The real strength of this volume is Peatman’s excellent examination of the manner in which individuals and groups whether domestic or foreign appropriated the Gettysburg Address for their own use. They invoked lines from the speech that supported their agenda and ignored the rest. The speech was enthusiastically received around the globe, especially by peoples in pursuit of democracy. On page 131, Peatman writes that in the 1940s “large numbers of foreign nations first began talking about the speech as setting an ideal for governments to strive toward." Doubtless, the democratic ideals of the Gettysburg Address were both inspirational and meaningful to citizens of the world. The international community’s appropriation and admiration of the speech was a significant factor in its elevation to the realm of apotheosis. Civil rights leaders frequently referred to the Gettysburg Address in their push for social and political equality. The document was on full display when Martin Luther King, Jr., the most eloquent spokesperson of the Civil Rights Movement invoked it in his “I Have Dream” speech in August 1963. Lincoln delivered the greatest speech of the 19th century at Gettysburg in 1863 and 100 years later King delivered the greatest speech of the 20th century in Washington, D.C. The revolution of the 1960s had a profound impact on the social and political history of the United States. According to Peatman, “After a century, the nation had come to grips with and was beginning to live up to Lincoln’s message in the Gettysburg Address” (150).
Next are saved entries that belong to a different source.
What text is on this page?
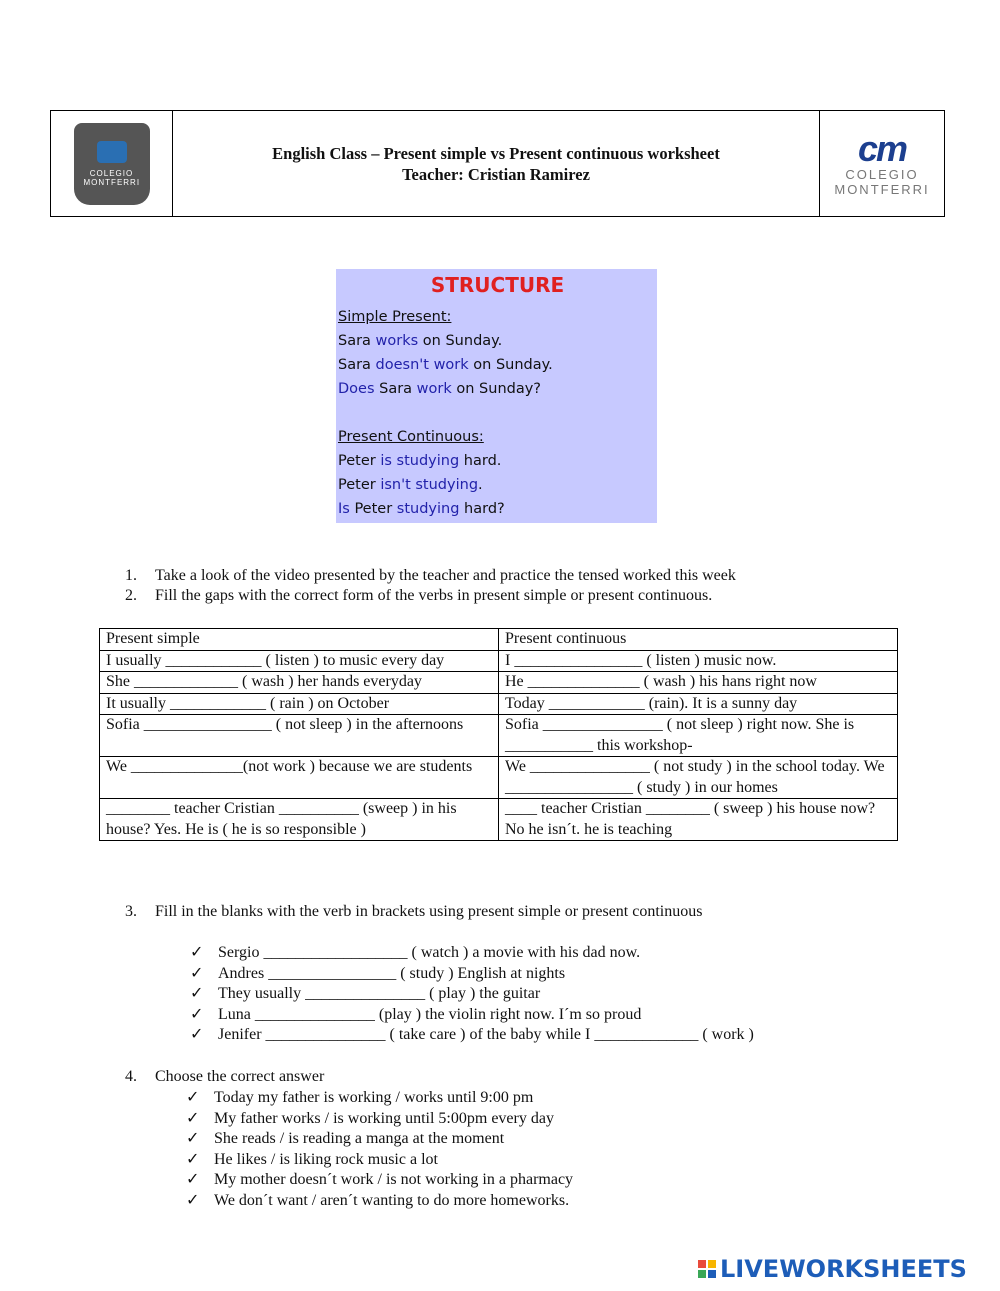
COLEGIO MONTFERRI
English Class – Present simple vs Present continuous worksheet
Teacher: Cristian Ramirez
cm
COLEGIO
MONTFERRI
STRUCTURE

Simple Present:

Sara works on Sunday.

Sara doesn't work on Sunday.

Does Sara work on Sunday?

Present Continuous:

Peter is studying hard.

Peter isn't studying.

Is Peter studying hard?

1. Take a look of the video presented by the teacher and practice the tensed worked this week
2. Fill the gaps with the correct form of the verbs in present simple or present continuous.
Present simple	Present continuous
I usually ____________ ( listen ) to music every day	I ________________ ( listen ) music now.
She _____________ ( wash ) her hands everyday	He ______________ ( wash ) his hans right now
It usually ____________ ( rain ) on October	Today ____________ (rain). It is a sunny day
Sofia ________________ ( not sleep ) in the afternoons	Sofia _______________ ( not sleep ) right now. She is ___________ this workshop-
We ______________(not work ) because we are students	We _______________ ( not study ) in the school today. We ________________ ( study ) in our homes
________ teacher Cristian __________ (sweep ) in his house? Yes. He is ( he is so responsible )	____ teacher Cristian ________ ( sweep ) his house now? No he isn´t. he is teaching
3. Fill in the blanks with the verb in brackets using present simple or present continuous
✓ Sergio __________________ ( watch ) a movie with his dad now.
✓ Andres ________________ ( study ) English at nights
✓ They usually _______________ ( play ) the guitar
✓ Luna _______________ (play ) the violin right now. I´m so proud
✓ Jenifer _______________ ( take care ) of the baby while I _____________ ( work )
4. Choose the correct answer
✓ Today my father is working / works until 9:00 pm
✓ My father works / is working until 5:00pm every day
✓ She reads / is reading a manga at the moment
✓ He likes / is liking rock music a lot
✓ My mother doesn´t work / is not working in a pharmacy
✓ We don´t want / aren´t wanting to do more homeworks.
LIVEWORKSHEETS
In his epilogue, Peatman reassures his readers that the words of the Gettysburg Address are as relevant today as they were 150 years ago. As a moral document, the author reminds us that the speech has no expiration date. On page 203, he concludes that “the speech is ever present, ready to be called to duty at any moment, a moral yardstick with which to measure our progress both in this nation and the nations of the world.” The long shadow of the Gettysburg Address has fallen softly on generation after generation of Americans and citizens of the world reminding them “that all men are created equal.” Peatman is convinced that Lincoln was great not only in America but around the globe as well. He generously sprinkles his book with praise for Lincoln, but not at the expense of analytical rigor. The Long Shadow of Lincoln’s Gettysburg Address, which consists of sixteen illustrations, documents the evolution of the legendary speech from an American obsession to a revered statement of hope among foreigners. Readers will come away from this study with a deeper understanding of the relevance of the Gettysburg Address to the present age both domestically and internationally.
Leonne M. Hudson is associate professor of history at Kent State University and the author of The Odyssey of a Southerner: The Life and Times of Gustavus Woodson Smith. He is currently working on a book-length manuscript on the reaction of black Americans to the death of Lincoln.